Wishing you success with your site!

Beth Pohlmeyer
Procter & Gamble Consumer Relations"

Thanks for that Beth. Maybe it’s just me, but ‘fresh’ and ‘dehydrated potato flake ingredient’ don’t really belong in the same sentence. Needless to say, the more I investigated, the more intrigued I became. I went onto Pringles.com to find information about ingredients and could not find them. All they wanted me to do way buy one of their many products without giving a person the proper education to make an informed and educated decision. I had to go to the UK site where I not only learned that Pringles are NOT kosher, but they don't contain any alcohol - what's the point then? I was, however, disturbed to see a button for ‘Pringles Safety’ and so I immediately clicked to see what danger those loveable little chips were capable of… In fact, just last weekend during a discussion of orchids, I discovered that not all orchids are created equal. Some, according to Bo are ‘rough’ and perhaps prone to random acts of violence. Graham suggested a healthy dose of tough love to whip them into shape and suddenly I found myself wondering if Pringles might not also be wolves in crispy sheep’s clothing. And this is what I found:

"With more than 30 years of production history and optimisation of manufacturing systems and capabilities, Pringles snacks have become a fine art of quality and safety. In the European Union, food safety and quality is a highly legislated field so that foods complying with the legislation attain high standards of quality and safety. Pringles has a robust system of controls in place to ensure conformity with this legislation. This system involves regulatory safety and quality assurance (QA) assessments of suppliers systems, capabilities and formulations in the qualification of all raw materials used in making Pringles snacks and packaging.
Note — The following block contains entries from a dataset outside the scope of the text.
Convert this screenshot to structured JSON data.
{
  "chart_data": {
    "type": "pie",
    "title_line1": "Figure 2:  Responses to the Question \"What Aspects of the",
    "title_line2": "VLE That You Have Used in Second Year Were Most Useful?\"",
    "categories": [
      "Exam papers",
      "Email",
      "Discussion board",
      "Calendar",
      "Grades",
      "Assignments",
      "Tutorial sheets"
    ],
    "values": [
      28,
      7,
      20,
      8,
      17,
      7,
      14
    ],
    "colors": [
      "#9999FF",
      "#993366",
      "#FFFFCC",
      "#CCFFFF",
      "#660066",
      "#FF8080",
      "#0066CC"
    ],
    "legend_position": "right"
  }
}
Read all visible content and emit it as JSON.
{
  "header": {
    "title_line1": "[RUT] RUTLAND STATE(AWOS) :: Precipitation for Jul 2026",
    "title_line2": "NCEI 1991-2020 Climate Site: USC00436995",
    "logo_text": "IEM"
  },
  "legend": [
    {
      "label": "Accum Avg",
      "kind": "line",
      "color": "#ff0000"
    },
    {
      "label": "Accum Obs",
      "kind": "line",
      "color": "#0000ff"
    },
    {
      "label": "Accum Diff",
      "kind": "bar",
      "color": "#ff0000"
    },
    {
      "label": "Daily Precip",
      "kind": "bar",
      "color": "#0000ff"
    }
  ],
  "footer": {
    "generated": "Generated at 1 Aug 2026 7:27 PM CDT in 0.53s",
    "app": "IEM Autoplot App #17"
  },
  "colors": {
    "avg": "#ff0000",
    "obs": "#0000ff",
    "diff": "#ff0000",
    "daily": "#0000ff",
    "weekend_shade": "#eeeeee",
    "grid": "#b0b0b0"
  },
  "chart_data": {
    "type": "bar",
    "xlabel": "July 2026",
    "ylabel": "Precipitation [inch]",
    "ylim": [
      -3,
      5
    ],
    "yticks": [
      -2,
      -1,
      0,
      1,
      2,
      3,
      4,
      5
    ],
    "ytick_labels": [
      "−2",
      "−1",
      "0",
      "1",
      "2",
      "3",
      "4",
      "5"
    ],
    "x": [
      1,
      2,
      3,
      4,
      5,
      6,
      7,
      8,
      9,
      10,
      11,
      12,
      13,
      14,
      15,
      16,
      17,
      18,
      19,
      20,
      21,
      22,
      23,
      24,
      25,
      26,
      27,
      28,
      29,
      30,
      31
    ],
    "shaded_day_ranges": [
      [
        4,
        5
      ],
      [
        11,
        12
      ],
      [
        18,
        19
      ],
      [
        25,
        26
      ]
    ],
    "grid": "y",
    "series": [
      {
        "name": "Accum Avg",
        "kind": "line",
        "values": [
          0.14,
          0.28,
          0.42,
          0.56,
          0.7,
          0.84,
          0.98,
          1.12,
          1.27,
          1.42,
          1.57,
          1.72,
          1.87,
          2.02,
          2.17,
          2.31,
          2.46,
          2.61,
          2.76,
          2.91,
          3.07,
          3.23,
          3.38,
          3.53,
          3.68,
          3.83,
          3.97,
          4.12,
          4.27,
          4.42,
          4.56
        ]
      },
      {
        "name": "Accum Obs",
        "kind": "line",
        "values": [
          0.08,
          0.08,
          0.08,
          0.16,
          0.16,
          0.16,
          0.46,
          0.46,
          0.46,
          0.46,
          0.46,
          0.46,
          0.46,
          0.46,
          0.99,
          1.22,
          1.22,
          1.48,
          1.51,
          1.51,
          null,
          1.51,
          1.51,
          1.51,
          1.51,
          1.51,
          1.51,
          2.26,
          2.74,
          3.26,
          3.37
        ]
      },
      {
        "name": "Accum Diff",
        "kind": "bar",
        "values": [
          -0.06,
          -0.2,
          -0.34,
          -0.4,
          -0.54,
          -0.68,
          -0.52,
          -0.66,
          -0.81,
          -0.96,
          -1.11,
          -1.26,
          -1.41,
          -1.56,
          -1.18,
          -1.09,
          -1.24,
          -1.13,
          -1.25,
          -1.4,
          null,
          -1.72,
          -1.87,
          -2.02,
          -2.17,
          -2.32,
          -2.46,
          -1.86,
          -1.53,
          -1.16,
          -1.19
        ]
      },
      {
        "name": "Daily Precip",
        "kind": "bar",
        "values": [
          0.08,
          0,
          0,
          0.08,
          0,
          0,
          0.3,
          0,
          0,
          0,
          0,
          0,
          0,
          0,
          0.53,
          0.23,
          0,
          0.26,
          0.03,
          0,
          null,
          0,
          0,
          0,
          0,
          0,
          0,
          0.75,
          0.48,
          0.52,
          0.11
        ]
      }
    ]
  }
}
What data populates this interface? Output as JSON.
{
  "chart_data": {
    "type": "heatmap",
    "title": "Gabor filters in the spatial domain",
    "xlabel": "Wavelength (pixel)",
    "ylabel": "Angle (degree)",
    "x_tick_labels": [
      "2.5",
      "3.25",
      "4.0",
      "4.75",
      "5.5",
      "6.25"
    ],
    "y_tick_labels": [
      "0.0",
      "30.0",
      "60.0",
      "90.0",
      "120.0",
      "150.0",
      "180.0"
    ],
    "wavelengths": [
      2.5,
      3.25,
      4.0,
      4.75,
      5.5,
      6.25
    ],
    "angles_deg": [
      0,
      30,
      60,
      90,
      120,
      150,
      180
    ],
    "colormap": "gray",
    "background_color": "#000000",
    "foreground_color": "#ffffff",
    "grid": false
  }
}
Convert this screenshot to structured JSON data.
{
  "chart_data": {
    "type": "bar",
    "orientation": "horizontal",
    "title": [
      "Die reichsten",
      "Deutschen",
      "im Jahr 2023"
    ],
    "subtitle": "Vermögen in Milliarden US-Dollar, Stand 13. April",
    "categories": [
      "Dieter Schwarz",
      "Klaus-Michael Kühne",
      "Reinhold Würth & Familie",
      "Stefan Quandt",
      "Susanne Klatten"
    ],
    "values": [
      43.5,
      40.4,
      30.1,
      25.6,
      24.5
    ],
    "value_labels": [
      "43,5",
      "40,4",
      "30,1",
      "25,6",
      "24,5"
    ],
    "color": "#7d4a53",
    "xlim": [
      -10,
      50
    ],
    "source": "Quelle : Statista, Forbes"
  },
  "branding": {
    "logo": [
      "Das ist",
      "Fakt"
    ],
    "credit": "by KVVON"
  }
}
Pringles manufacturing facilities run in accordance with good manufacturing practice (i.e. GMP) and undergo Hazard Analysis Critical Control Points, so called HACCP measures, to optimise their safety and quality output. Finally, our product supply systems also undergo equally thorough quality reviews to ensure optimum conditions of transport and storage for delivering Pringles to our trade partners and customers."

So to summarize the whole thing, Pringles are a legislatively complaint fine art consisting of a quality mix of materials such dehydrated flakes that are pleasing to the eye and tempting to the tastebuds. Looks like some marketing and legal people have been earning their salaries. Maybe they should do us all a favour and start peeling some real potatoes.